By the end of the weekend, she had taken a turn for the worse. She was right back where she started when I picked her up from the vet the previous Wednesday. For the next five days, I literally begged and pleaded with Buttercup to fight. Tears streamed down my face as I stared into those big brown eyes. I was right there fighting with her and would do everything in my power to see that she got better. However, she was now refusing to eat. I would try to syringe feed her and it would just dribble from her little mouth. The meds were obviously not helping and the subcutaneous fluids were just keeping her hydrated, as she refused to drink as well. Treats didn't even interest her. I could see at this point that it was like fighting a losing battle and she was only getting worse. As I sat in front of her, stroking her head and body gently, she would just look up at me, head not moving, with the saddest doe-like brown eyes I think I've ever seen. I knew in my heart, at that point, there was no fight left in this gentle soul. Her little body had given up and it wasn't fair for me to ask her to try, or to continue to make her stay alive.

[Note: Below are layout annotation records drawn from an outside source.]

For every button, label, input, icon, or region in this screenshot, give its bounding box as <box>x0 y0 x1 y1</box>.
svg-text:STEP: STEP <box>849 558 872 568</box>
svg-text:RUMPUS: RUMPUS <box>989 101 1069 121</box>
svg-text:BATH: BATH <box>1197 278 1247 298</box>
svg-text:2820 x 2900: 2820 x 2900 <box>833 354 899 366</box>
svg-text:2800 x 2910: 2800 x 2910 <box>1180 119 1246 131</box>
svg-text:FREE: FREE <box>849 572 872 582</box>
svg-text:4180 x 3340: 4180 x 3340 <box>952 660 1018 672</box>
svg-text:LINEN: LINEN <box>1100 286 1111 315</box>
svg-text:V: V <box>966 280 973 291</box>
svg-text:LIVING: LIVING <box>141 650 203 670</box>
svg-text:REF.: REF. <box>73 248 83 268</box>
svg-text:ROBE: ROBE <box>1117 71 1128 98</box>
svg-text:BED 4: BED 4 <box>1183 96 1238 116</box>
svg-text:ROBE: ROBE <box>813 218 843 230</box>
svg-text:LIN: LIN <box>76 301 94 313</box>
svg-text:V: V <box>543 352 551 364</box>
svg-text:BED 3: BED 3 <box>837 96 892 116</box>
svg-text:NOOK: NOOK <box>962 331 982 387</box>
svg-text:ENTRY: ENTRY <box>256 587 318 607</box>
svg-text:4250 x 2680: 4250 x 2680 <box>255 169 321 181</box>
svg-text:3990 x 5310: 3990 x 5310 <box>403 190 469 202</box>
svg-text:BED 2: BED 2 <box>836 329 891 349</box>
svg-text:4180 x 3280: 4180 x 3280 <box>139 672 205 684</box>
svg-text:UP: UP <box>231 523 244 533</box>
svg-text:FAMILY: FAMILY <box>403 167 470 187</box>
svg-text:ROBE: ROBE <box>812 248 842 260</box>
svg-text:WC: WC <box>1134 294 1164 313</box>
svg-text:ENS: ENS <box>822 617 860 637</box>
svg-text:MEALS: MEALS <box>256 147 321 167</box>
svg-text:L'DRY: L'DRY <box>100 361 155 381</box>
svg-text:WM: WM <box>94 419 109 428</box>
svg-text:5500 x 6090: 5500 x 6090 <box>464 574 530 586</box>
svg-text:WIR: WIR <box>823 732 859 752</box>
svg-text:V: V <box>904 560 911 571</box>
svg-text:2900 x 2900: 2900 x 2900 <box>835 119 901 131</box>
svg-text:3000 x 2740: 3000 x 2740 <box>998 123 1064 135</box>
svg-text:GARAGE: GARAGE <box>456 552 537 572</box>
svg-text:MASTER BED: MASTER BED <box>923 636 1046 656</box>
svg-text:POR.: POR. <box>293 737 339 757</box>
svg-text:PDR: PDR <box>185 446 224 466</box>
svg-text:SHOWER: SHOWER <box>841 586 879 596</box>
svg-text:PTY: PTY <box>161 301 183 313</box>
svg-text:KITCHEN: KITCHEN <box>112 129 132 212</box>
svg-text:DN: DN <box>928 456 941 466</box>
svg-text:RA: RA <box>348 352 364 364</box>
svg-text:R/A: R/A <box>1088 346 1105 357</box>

That Friday morning, I wrapped her in a soft blanket, gently placed her in the carrier and took her to our vet. Buttercup was freed from all the pain that had consumed her body for the past week and a half. As tears fell from my eyes, I bent down, kissed her gently and told her how sorry I was that we couldn't save her, despite all of our best efforts. Test results came back later that day and revealed a very high positive for E. cuniculi. In all my years of bunny ownership and my few years of fostering, I had never seen that disease devastate and take a precious little bunny life that fast. For some reason, in the short week and a half that I shared my home with this special little bun named Buttercup, I felt like I had shared a lifetime with her. She touched my heart in ways I never thought possible and I'll never forget her.